Now that craft beer has found its way into a more mainstream position—even if it only occupies about 13% of national volume—new phases of boundary pushing personally and professionally are encouraging companies to branch out. Even the Brewers Association is supporting such moves, altering its own definition of “craft brewer” to allow for members to produce any variety of non-beer beverages. For some, like Boston Beer, it’s a necessary step as flavored malt beverages like hard tea and seltzer prove to be an important part of their portfolio. For smaller businesses, like Tree House, those changes simply fit into a company ethos of what was planned all along. The exploration of fermentation isn’t defined by a trade organization, and now those changes reflect how new business plans and opportunities are sought by a variety of industry pros.

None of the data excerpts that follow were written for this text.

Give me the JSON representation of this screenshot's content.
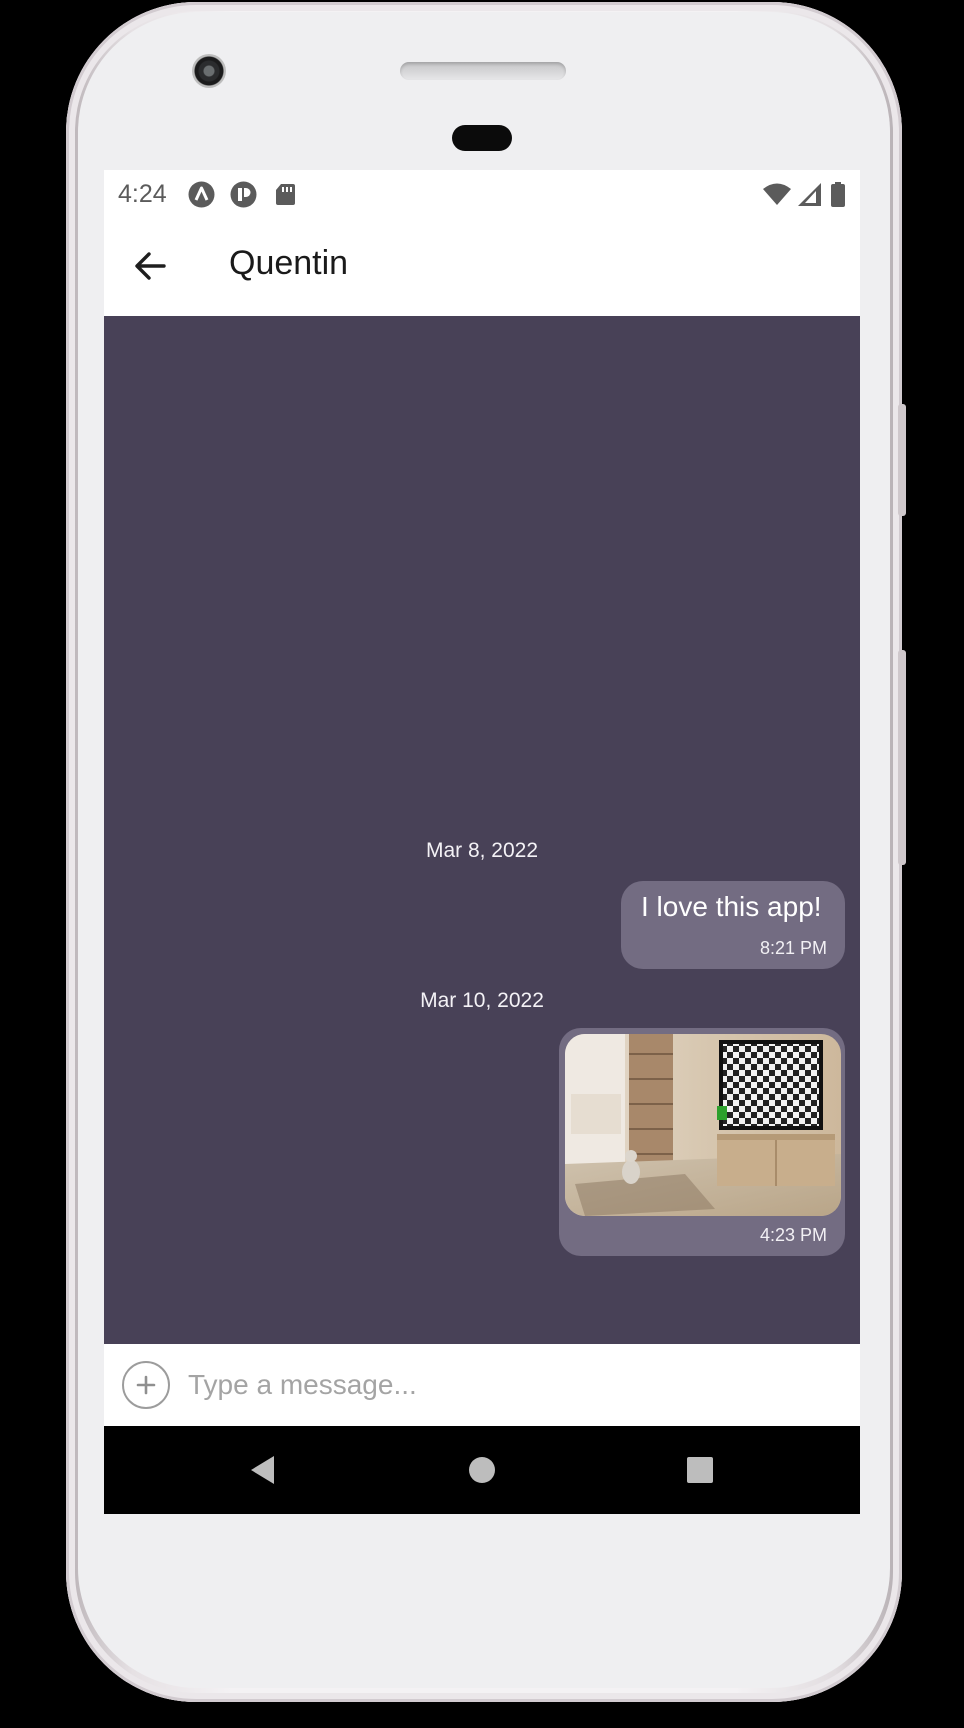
{
  "status_bar": {
    "time": "4:24",
    "left_icons": [
      "a-letter-icon",
      "p-app-icon",
      "sd-card-icon"
    ],
    "right_icons": [
      "wifi-icon",
      "signal-icon",
      "battery-icon"
    ]
  },
  "header": {
    "title": "Quentin",
    "back_icon": "arrow-left-icon"
  },
  "chat": {
    "background_color": "#484157",
    "bubble_color": "#736c82",
    "messages": [
      {
        "date_separator": "Mar 8, 2022",
        "text": "I love this app!",
        "time": "8:21 PM",
        "type": "text"
      },
      {
        "date_separator": "Mar 10, 2022",
        "time": "4:23 PM",
        "type": "image",
        "image_description_icon": "photo-icon"
      }
    ]
  },
  "composer": {
    "placeholder": "Type a message...",
    "attach_icon": "plus-circle-icon"
  },
  "navigation": {
    "back_icon": "nav-back-triangle-icon",
    "home_icon": "nav-home-circle-icon",
    "recents_icon": "nav-recents-square-icon"
  }
}
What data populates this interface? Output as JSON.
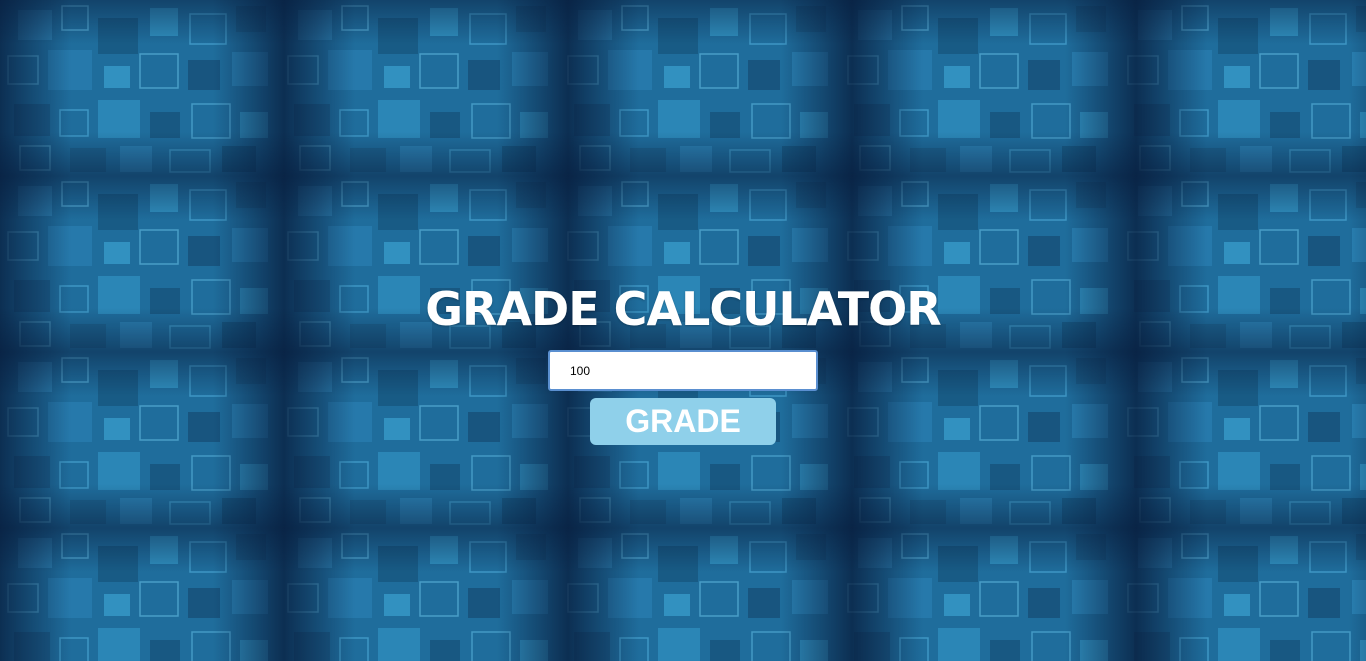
{
  "page": {
    "title": "GRADE CALCULATOR"
  },
  "form": {
    "score_value": "100",
    "submit_label": "GRADE"
  },
  "colors": {
    "background": "#1e5f8c",
    "background_dark": "#061a3a",
    "tile_light": "#3a9ccd",
    "title_text": "#ffffff",
    "button_bg": "#8fd0ea",
    "button_text": "#ffffff",
    "input_border": "#5a8fd0"
  }
}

It also gets back to brewing's roots from Europe, where a focus on local and regional ingredients has long been the norm for food and beverage. Allagash has made this kind of commitment to buying one million pounds of Maine-grown grains per year by 2021. Peers like Firestone Walker Brewing Company, Tröegs Brewing Company, and more have also sought ways to connect to their nearby land. In 2019, North Carolina’s Fullsteam Brewery will hit $500,000 in cumulative spending in purchases from local farms since the business opened nine years ago, and is considering all-local grain for at least one core brand.
As things get more crowded and breweries adhere to the “inch wide, mile deep” philosophy of catering to home markets, maybe this was all bound to happen. Tree House is just the latest, prominent example of a company focusing on its roots—philosophical or otherwise—to grow something new.